Let $W$ be a subspace of $V$ with basis $\{ e_1,\dots,e_k\}$.
Let $T:V \rightarrow W$ be a linear transformation defined by
$$T(v) = \langle v,e_1 \rangle e_1+\langle v,e_2 \rangle e_2+ \cdots + \langle v,e_k \rangle e_k$$
Show that the Image of $T$ is $W$, $\;$ i.e. $\text{Im}(T) = W$.
My Attempt:
Showing one direction of the inclusion is easy:
\begin{align} w \in \text{Im}(T) & \implies \exists \; v \in V \,|\, T(v) = w \\ & \implies w = T(v) = \langle v,e_1 \rangle e_1+\langle v,e_2 \rangle e_2+ \cdots + \langle v,e_k \rangle e_k \\ & \implies w \in \text{span} \{e_1,\dots,e_k\} \\ & \implies w \in W \end{align}
But I don't know how to show the converse.

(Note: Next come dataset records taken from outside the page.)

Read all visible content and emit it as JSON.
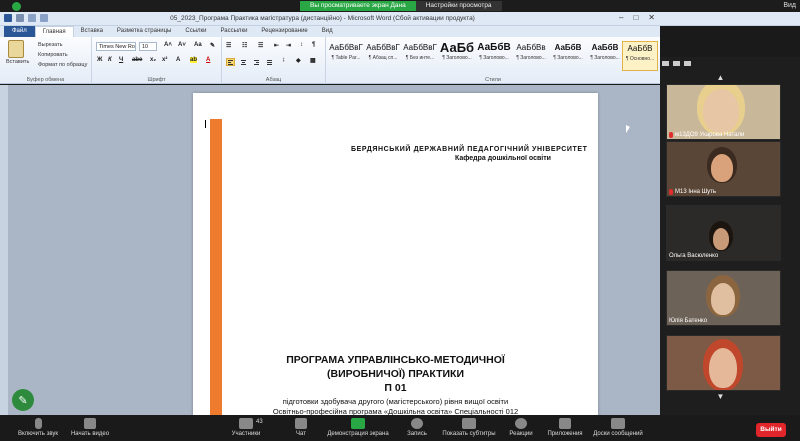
{
  "zoom_banner": {
    "sharing_text": "Вы просматриваете экран Дана",
    "view_options": "Настройки просмотра",
    "exit_label": "Вид"
  },
  "word": {
    "title": "05_2023_Програма Практика магістратура (дистанційно) - Microsoft Word (Сбой активации продукта)",
    "tabs": [
      "Файл",
      "Главная",
      "Вставка",
      "Разметка страницы",
      "Ссылки",
      "Рассылки",
      "Рецензирование",
      "Вид"
    ],
    "active_tab": "Главная",
    "clipboard": {
      "paste": "Вставить",
      "cut": "Вырезать",
      "copy": "Копировать",
      "format_painter": "Формат по образцу",
      "group_label": "Буфер обмена"
    },
    "font": {
      "family": "Times New Ro",
      "size": "10",
      "group_label": "Шрифт"
    },
    "paragraph": {
      "group_label": "Абзац"
    },
    "styles": {
      "group_label": "Стили",
      "items": [
        {
          "sample": "АаБбВвГ",
          "name": "¶ Table Par..."
        },
        {
          "sample": "АаБбВвГ",
          "name": "¶ Абзац сп..."
        },
        {
          "sample": "АаБбВвГ",
          "name": "¶ Без инте..."
        },
        {
          "sample": "АаБб",
          "name": "¶ Заголово..."
        },
        {
          "sample": "АаБбВ",
          "name": "¶ Заголово..."
        },
        {
          "sample": "АаБбВв",
          "name": "¶ Заголово..."
        },
        {
          "sample": "АаБбВ",
          "name": "¶ Заголово..."
        },
        {
          "sample": "АаБбВ",
          "name": "¶ Заголово..."
        },
        {
          "sample": "АаБбВвГ",
          "name": "¶ Обычный"
        },
        {
          "sample": "АаБбВ",
          "name": "¶ Основно..."
        }
      ],
      "change_styles": "Изменить стили"
    },
    "editing": {
      "find": "Найти",
      "replace": "Заменить",
      "select": "Выделить"
    }
  },
  "document": {
    "university": "БЕРДЯНСЬКИЙ ДЕРЖАВНИЙ ПЕДАГОГІЧНИЙ УНІВЕРСИТЕТ",
    "department": "Кафедра дошкільної освіти",
    "title_line1": "ПРОГРАМА УПРАВЛІНСЬКО-МЕТОДИЧНОЇ",
    "title_line2": "(ВИРОБНИЧОЇ) ПРАКТИКИ",
    "code": "П 01",
    "subtitle1": "підготовки здобувача другого (магістерського) рівня вищої освіти",
    "subtitle2": "Освітньо-професійна програма «Дошкільна освіта» Спеціальності 012"
  },
  "participants": [
    {
      "name": "м13ДО9 Укарова Натали",
      "muted": true
    },
    {
      "name": "М13 Інна Шуть",
      "muted": true
    },
    {
      "name": "Ольга Васюленко",
      "muted": false
    },
    {
      "name": "Юлія Батенко",
      "muted": false
    },
    {
      "name": "",
      "muted": false
    }
  ],
  "zoom_toolbar": {
    "mute": "Включить звук",
    "video": "Начать видео",
    "participants": "Участники",
    "participants_count": "43",
    "chat": "Чат",
    "share": "Демонстрация экрана",
    "record": "Запись",
    "captions": "Показать субтитры",
    "reactions": "Реакции",
    "apps": "Приложения",
    "whiteboards": "Доски сообщений",
    "leave": "Выйти"
  },
  "colors": {
    "orange_bar": "#ef7b2e",
    "zoom_green": "#2aa745",
    "leave_red": "#e0262b",
    "word_blue": "#2b5797"
  }
}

I suppose that it suffices to show that $\exists \; v_i \in V \,|\, T(v_i)=e_i$ for each $i=1,\dots,n$, but when I tried to construct such $v_i$ it became really messy.
I have also considered Gram-Schimdt but it doesn't seem to help.
Any hints?
Hint: Because $V$ is finite dimensional, it suffices to show that $\ker T|_{W} = \{0\}$.
With that in mind: if $T(v) = 0$, then we can deduce that $\langle v,e_k \rangle = 0$ for $k = 1,\dots,n$. Using the fact that $\{e_1,\dots,e_n\}$ is a basis and the linearity of our inner product, we can show that this implies that $\langle v,v \rangle = 0$, which is to say that $v = 0$.